Vous êtes vous imaginé le sentiment des vieux, nos vieux, nos anciens face à la perte de leurs repères appris durant des années auprès de visages connus, mille fois rencontrés, les imaginez vous dans une nouvelle ville, totalement perdus et totalement étrangers au milieu d’inconnus qui utilisent un français édulcoré et anémié si loin de la langue pataouète utilisée par la famille Hernandez. Imaginez ! Oui imaginez ces pauvres grand-père assis, solitaires, dans un coin de France qu’ils, traversèrent, jadis, la fleur au fusil pour défendre cette patrie tant chantée par leurs aînés, pour défendre leur patrie auprès de leurs frères pieds noirs, musulmans ou métropolitains. Et imaginez, ces pauvres grands-mères dont les yeux perlées de larmes retenues expriment l’incompréhension d’une situation qu’elles ne maitrisent pas. Ces grands-mères qui se contentent de tenir leurs petits enfants bien serrés contre elles de peur de les perdre et qui attendent qu’une main secourable les dirige vers la lumière. Imaginez l’éblouissement douloureux de ces hommes, de ces femmes, de ces enfants, admirant pour la toute dernière fois leur ville, Alger, Oran, Constantine, splendides réminiscences d’un temps hélas révolu, disparaitre à jamais dans les flots bleus de la déraison.
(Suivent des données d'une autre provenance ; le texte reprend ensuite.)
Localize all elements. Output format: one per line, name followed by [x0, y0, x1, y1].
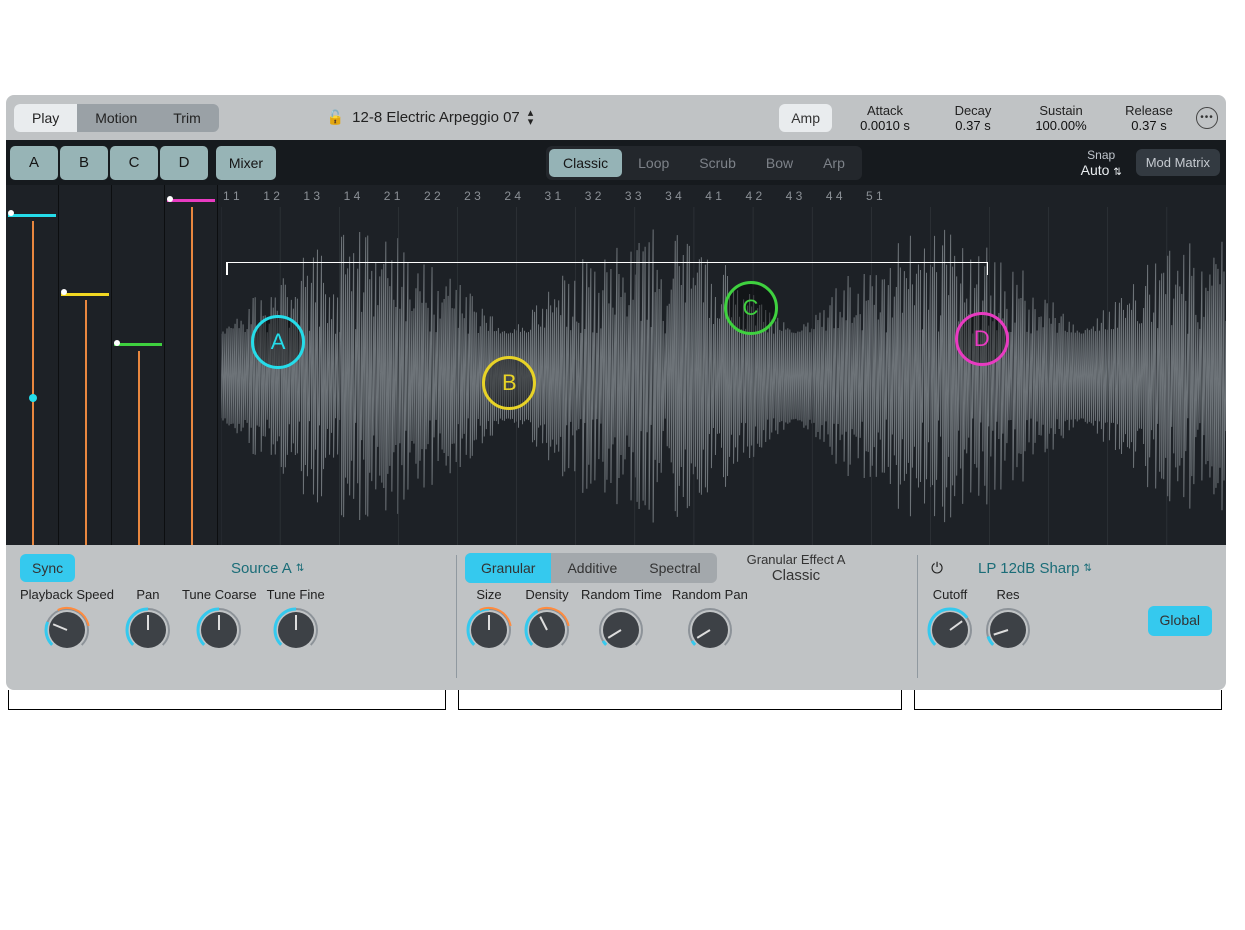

Imaginez ces visages burinés, torturés de douleur, retenant larmes et suppliques afin ne pas ajouter le chagrin des hommes au chagrin des femmes. « Ils souffriront ! » avait répondu le général à l’un de ses ministres, et bien ils ont souffert ! Bien au delà des mots. Bien au delà de ce qu’il est possible de supporter, bien au delà du vraisemblable.
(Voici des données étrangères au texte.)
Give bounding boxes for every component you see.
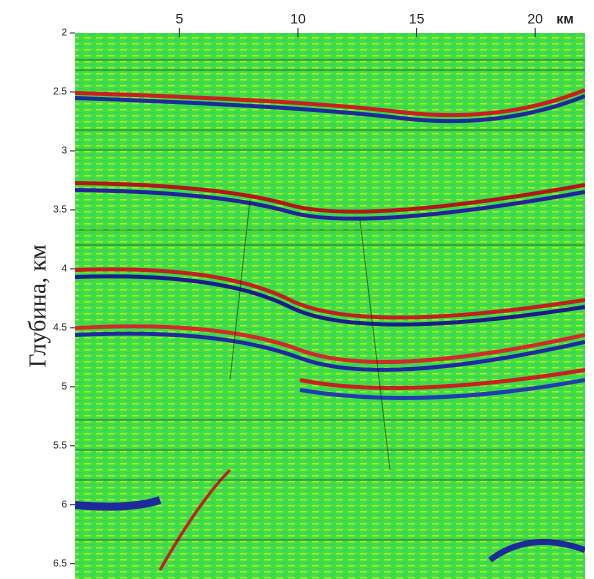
seismic-section: [75, 33, 585, 579]
y-tick-label: 6: [61, 499, 67, 510]
y-tick-label: 3.5: [53, 205, 67, 216]
y-tick-label: 4.5: [53, 322, 67, 333]
y-tick-label: 4: [61, 263, 67, 274]
y-tick-label: 5.5: [53, 440, 67, 451]
y-tick-label: 3: [61, 146, 67, 157]
y-tick-label: 2.5: [53, 87, 67, 98]
x-tick-label: 10: [290, 11, 306, 27]
y-tick-label: 6.5: [53, 558, 67, 569]
x-tick-label: 5: [175, 11, 183, 27]
y-axis-label: Глубина, км: [26, 244, 52, 367]
y-tick-label: 5: [61, 381, 67, 392]
x-axis-label: км: [556, 11, 573, 27]
y-tick-label: 2: [61, 28, 67, 39]
x-tick-label: 15: [409, 11, 425, 27]
x-tick-label: 20: [527, 11, 543, 27]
Imaginez l’arrivée à Marseille, Port Vendres ou Toulouse, imaginez le désarroi d’un peuple en perdition qui débarque en un lieu inconnu car ces villes françaises où les bateaux accostent, où les avions se posent, ne représentent que des clubs de football accolés à leurs villes. Ces pauvres bougres que l’on qualifient volontiers de colonialistes, racistes, et autres mots en « istes » sont des français d’Algérie qui ignorent tout ou presque de la géographie de cette France-là. Imaginez que vous soyez transféré dans un pays qui parle français mais dont les mœurs, les coutumes, l’accent et les saisons vous sont étrangères. Reportez vous en 1962, est-ce que le Marseillais vous semblait capable de situer des villes aussi diverses et variées que, Caen, Denain ou Noisy le-sec et inversement? La télévision a beaucoup aidé les professeurs d’histoire et géographie dans leur appréhension de ces deux matières par le plus grand nombre mais qu’en était-il en 1962 ?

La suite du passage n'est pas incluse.